# Test script
This is a standard test script which can be used to simply give a dataset as input(make sure the dataset is in CSR format with 1st 3 entries as [user_id, col_id, ratings, ... ] and ratings are in between 1 - 5. Else, you will have to make changes to original jupyter notebook) and get performance evaluation of THE algorithm. <br>
There also maybe some substitute functions for your use other than those mentioned in this testscript. Look into the original jupyter notebook for more details.

Running the main Jupyter notebook which has all the functions defined. Make sure the path is correct in next cell

In [1]:
from datetime import datetime
datetime.now().time()     # (hour, min, sec, microsec)

datetime.time(12, 21, 43, 315943)

In [2]:
# if this way of importing another jupyter notebook fails for you
# then you can use any one of the many methods described here:
# https://stackoverflow.com/questions/20186344/ipynb-import-another-ipynb-file
%run '../src/finalcode.ipynb'

In [3]:
datetime.now().time()     # (hour, min, sec, microsec)
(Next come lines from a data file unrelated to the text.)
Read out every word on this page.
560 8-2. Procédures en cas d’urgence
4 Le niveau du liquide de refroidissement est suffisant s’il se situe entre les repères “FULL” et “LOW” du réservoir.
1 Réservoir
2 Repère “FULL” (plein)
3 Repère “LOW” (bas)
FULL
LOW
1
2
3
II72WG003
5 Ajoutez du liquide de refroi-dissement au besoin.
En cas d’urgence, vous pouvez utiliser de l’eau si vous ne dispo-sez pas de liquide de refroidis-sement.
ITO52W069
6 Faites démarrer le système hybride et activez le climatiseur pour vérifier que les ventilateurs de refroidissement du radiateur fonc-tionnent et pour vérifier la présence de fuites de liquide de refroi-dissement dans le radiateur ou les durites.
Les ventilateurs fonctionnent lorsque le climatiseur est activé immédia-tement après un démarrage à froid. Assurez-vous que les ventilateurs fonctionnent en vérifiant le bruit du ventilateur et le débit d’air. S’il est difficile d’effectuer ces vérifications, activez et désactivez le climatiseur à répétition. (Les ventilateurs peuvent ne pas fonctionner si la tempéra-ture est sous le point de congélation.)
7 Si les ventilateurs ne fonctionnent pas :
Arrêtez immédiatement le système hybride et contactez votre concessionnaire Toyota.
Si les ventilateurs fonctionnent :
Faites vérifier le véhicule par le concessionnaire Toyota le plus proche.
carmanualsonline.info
datetime.time(12, 21, 44, 946750)

### Setting constants

In [4]:
'''Dataset Parameters'''
################################################################################################################
DATA_PATH = '../data/ml-100k/u.data' # ml-100k data set has 100k ratings, 943 users and 1682 items
DELIMITER = "\t"               # tab separated or comma separated data format
N_RATINGS = 100000
################################################################################################################

In [5]:
# These parameters will be detected automatically from dataset
# -1 is for the default value
FIRST_INDEX = -1
USERS = -1
ITEMS = -1
SPARSITY = -1                  # 'p' in the equations
UNOBSERVED = 0                 # default value in matrix for unobserved ratings; prefer to keep it 0

In [6]:
# To reduce size of csr for testing purpose
# WARNING: ONLY TO BE USED FOR TESTING
# (for real run, put SIZE_REDUCTION = False)
SIZE_REDUCTION = False
#USER_LIMIT = 50
#ITEM_LIMIT = 100

In [7]:
'''Hyperparameters'''
# All the hyperparameters have default values
#To use them, set the parameters as -1
################################################################################################################
TRAIN_TEST_SPLIT = -1                   # %age of test ratings wrt train rating ; value in between 0 and 1
C1 = -1                                 # probability of edges in training set going to E1
C2 = -1                                 # probability of edges in training set going to E2
RADIUS = 7                              # radius of neighborhood, radius = # edges between start and end vertex
UNPRED_RATING = 3                       # rating (normalized) for which we dont have predicted rating between 1 - 5
THRESHOLD = 0.01                        # distance similarity threshold used for rating prediction
################################################################################################################

In [8]:
# checks on hyper parameters    
if isinstance(C1, float) and isinstance(C2, float) and (C1 > 0) and (C2 > 0) and 1 - C1 - C2 > 0:
    print('c1 = {}'.format(C1))
    print('c2 = {}'.format(C2))
    print('c3 = {}'.format(1-C1-C2))
elif (C1 == -1) and (C2 == -1):
    C1 = C2 = 0.33
    print('c1 = {} (default)'.format(C1))
    print('c2 = {} (default)'.format(C2))
    print('c3 = {} (default)'.format(1-C1-C2))
else:
    print('ERROR: Incorrect values set for C1 and C2')
    
if isinstance(RADIUS, int) and RADIUS > 0:
    print('Radius = {}'.format(RADIUS))
elif RADIUS == -1:
    print('Radius = default value as per paper')
else:
    print('ERROR: Incorrect values set for Radius')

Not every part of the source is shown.